Intervenant lors d’une conférence de presse, la députée a rappelé que lors du vote en plénière (Strasbourg le 5 février 2018) d’une objection contre l’inscription de la Tunisie sur cette la liste, 357 députés européens ont voté pour cette proposition de résolution et 280 contre, soit 19 voix manquantes pour obtenir la majorité absolue (le Parlement européen compte 751 députés).

A travers ce vote “nous avons envoyé un signal fort à la commission européenne (CE) qui a promis une réévaluation rapide de sa décision prise sur la base du rapport du GAFI (Groupe d’action financière) dont l’évaluation sur la Tunisie date de mai 2016“, a indiqué Vergiat, rappelant qu’une nouvelle évaluation a été publiée par ce même organisme, le 6 décembre 2017.
Au début du mois de janvier 2018, le GAFI a retiré la Tunisie de sa liste des pays à haut risque pour la placer sur la liste des pays sous surveillance, a indiqué la députée, ajoutant que la commission européenne n’a tenu aucun compte de ces nouvelles évolutions, arguant qu’aucune sanction n’est appliquée au pays figurant sur cette liste.

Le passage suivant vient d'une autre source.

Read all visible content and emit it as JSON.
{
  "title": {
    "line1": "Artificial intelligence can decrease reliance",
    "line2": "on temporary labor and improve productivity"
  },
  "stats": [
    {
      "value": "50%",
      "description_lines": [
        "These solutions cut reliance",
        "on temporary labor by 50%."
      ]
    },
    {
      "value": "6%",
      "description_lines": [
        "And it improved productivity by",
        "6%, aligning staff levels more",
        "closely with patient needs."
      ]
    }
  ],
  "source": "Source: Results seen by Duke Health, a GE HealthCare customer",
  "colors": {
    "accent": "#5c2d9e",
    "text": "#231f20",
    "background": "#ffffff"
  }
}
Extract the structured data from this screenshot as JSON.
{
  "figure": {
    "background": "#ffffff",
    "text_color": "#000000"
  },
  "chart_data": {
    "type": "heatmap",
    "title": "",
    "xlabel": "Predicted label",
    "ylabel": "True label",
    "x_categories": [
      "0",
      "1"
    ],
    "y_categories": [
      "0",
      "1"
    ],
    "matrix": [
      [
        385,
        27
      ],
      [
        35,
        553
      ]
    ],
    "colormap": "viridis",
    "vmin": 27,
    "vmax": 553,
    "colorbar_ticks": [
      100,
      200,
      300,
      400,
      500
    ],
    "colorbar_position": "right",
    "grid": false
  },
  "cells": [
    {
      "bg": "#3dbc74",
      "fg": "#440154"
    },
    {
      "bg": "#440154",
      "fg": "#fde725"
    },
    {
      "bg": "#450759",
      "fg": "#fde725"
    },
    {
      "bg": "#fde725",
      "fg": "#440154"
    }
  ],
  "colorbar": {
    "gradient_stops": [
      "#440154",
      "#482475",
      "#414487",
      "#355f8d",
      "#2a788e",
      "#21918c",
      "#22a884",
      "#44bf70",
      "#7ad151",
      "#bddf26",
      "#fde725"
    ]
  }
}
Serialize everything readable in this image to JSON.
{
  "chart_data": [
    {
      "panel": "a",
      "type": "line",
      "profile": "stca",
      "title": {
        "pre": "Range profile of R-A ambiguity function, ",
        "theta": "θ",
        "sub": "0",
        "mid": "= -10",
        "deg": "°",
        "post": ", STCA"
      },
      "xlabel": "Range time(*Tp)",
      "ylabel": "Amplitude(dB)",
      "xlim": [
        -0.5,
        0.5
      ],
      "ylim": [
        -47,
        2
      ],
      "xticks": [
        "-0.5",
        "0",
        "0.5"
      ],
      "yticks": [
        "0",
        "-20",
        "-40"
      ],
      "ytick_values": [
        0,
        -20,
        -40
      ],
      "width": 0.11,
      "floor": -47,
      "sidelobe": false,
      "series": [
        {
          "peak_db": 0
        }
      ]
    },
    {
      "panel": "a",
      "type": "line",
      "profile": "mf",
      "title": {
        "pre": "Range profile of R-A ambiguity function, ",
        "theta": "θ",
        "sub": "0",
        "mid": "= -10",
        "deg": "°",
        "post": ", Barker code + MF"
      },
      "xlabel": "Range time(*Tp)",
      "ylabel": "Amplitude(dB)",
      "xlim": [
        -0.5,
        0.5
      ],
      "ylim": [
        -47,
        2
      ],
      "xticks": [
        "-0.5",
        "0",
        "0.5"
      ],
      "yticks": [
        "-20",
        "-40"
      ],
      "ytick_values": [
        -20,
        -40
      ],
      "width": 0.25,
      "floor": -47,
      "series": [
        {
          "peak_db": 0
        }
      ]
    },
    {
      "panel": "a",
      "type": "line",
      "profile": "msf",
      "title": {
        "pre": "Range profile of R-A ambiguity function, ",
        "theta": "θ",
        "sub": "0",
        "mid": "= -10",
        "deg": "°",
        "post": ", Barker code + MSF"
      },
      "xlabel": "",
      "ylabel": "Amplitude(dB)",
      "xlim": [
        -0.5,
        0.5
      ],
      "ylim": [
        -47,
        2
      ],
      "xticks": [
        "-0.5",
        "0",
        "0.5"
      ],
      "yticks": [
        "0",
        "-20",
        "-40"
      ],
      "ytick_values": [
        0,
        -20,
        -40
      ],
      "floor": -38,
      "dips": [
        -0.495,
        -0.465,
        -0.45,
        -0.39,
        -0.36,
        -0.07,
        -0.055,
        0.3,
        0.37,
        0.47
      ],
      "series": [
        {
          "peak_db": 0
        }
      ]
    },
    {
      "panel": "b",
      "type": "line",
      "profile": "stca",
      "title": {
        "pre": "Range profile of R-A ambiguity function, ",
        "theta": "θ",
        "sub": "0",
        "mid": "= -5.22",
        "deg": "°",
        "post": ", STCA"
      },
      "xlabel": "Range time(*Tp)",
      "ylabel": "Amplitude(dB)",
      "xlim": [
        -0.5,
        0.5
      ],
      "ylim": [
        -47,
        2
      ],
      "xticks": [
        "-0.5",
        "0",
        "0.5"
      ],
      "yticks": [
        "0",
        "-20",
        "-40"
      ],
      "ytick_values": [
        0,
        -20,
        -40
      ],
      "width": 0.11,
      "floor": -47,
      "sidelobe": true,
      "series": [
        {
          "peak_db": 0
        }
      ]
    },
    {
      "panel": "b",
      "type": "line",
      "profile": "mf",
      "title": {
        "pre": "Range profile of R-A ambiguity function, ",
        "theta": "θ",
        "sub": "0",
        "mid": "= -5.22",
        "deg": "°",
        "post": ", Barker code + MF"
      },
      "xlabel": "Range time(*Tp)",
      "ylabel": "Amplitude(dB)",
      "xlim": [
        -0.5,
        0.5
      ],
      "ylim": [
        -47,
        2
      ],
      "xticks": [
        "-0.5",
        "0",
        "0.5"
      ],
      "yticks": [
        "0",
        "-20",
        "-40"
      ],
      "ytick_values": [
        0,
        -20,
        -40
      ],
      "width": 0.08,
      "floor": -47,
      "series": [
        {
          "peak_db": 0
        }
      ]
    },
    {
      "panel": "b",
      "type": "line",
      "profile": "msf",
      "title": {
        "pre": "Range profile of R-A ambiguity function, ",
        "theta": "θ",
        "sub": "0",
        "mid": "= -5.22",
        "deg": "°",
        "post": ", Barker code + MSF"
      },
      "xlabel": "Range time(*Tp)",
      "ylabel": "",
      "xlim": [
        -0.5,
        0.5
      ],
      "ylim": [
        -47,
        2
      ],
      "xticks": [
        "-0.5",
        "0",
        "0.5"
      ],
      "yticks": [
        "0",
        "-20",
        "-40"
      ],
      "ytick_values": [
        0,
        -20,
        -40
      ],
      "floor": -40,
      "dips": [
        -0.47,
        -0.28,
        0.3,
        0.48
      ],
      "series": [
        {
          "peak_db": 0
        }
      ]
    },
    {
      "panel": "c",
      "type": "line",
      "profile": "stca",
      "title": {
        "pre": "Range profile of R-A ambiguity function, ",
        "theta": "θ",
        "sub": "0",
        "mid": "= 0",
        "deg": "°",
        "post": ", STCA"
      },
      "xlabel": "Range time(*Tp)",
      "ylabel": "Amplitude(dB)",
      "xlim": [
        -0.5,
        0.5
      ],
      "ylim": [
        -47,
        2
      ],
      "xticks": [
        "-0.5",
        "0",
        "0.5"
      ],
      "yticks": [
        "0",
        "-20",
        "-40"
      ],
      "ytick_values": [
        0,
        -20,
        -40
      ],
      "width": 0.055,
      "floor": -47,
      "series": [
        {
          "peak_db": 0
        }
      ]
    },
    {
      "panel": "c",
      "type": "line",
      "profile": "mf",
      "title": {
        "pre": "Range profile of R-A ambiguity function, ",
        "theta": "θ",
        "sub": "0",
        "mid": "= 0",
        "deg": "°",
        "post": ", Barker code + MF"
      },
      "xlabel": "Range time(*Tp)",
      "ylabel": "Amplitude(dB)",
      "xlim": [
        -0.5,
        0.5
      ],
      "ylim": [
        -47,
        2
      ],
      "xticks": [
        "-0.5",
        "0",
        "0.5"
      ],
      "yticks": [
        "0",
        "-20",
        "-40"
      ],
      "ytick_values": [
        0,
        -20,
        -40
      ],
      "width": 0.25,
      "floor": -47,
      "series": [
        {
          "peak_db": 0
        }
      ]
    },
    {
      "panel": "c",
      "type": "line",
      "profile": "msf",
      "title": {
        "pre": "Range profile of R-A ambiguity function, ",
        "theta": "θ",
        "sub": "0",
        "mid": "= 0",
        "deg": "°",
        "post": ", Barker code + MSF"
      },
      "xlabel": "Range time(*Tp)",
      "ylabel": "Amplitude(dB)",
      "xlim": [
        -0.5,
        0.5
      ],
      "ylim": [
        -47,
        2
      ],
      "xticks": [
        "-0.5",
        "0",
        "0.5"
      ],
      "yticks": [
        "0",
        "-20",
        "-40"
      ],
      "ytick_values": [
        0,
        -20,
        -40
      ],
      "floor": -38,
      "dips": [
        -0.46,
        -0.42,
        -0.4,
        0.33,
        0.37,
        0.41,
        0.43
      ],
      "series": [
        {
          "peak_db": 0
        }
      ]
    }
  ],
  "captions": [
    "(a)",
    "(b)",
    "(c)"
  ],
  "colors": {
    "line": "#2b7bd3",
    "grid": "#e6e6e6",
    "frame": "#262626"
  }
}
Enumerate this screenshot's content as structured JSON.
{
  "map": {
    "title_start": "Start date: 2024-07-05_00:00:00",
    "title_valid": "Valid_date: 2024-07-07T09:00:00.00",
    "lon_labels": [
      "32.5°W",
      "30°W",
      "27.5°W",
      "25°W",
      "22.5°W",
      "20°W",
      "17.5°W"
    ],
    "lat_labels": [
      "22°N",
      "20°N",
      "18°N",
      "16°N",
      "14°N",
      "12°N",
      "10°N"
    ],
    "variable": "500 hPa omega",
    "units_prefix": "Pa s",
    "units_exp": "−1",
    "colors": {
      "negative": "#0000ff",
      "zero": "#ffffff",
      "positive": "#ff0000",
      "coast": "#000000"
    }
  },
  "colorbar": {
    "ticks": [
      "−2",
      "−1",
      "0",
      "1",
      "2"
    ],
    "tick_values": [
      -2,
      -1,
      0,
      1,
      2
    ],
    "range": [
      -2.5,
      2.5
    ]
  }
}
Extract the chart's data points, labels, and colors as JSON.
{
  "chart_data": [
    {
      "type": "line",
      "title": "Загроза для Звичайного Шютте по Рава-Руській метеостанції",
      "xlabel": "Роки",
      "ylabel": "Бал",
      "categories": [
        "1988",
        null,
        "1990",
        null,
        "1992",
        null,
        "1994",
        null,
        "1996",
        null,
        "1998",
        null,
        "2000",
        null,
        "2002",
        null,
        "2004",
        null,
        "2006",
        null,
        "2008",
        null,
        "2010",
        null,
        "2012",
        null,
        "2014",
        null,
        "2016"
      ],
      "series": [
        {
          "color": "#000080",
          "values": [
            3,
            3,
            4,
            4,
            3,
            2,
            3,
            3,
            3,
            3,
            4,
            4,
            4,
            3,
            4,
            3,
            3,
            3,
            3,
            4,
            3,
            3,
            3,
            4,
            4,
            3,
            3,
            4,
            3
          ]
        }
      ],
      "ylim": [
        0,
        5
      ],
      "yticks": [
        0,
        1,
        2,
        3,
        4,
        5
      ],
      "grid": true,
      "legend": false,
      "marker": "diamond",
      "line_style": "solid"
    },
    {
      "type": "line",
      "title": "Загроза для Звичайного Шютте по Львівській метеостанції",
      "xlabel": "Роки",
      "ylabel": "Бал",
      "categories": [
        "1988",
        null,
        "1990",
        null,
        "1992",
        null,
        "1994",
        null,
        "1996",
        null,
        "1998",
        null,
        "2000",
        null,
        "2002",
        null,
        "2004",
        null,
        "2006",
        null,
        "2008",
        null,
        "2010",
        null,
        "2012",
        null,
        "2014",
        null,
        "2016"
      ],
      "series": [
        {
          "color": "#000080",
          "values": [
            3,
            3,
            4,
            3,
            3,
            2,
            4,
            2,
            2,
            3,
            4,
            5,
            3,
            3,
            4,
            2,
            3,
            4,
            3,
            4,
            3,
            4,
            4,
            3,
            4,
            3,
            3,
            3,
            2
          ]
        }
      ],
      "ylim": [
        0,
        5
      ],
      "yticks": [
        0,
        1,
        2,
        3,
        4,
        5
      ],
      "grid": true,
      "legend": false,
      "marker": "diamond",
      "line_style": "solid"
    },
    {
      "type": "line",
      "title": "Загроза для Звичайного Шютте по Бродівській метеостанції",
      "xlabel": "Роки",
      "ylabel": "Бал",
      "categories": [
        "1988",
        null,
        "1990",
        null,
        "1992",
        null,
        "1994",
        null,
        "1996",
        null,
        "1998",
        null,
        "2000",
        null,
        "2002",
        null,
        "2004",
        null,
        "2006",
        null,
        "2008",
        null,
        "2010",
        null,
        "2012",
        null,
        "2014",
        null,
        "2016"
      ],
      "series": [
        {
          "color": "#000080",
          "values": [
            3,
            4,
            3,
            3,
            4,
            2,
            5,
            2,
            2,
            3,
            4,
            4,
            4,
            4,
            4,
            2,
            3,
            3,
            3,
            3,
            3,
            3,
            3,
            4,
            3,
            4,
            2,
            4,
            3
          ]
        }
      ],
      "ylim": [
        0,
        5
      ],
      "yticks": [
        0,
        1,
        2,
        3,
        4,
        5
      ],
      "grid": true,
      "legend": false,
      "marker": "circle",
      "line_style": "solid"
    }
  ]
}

Pour mettre en cohérence les discours favorables à la stabilité politique et économique en Tunisie et les actes, la commission européenne est appelée à retirer ce pays de la liste “à haut risque“, a estimé la députée.

S’alarmant du mauvais signal envoyé par cette inscription aux créanciers et aux investisseurs, Vergiat s’est exprimée en ces termes : “le fait de figurer sur cette liste constitue en soi une sanction politico-économique, un mauvais message aux investisseurs et aux créanciers pour un pays qui s’apprête à sortir sur le marché international pour contracter un nouveau prêt“.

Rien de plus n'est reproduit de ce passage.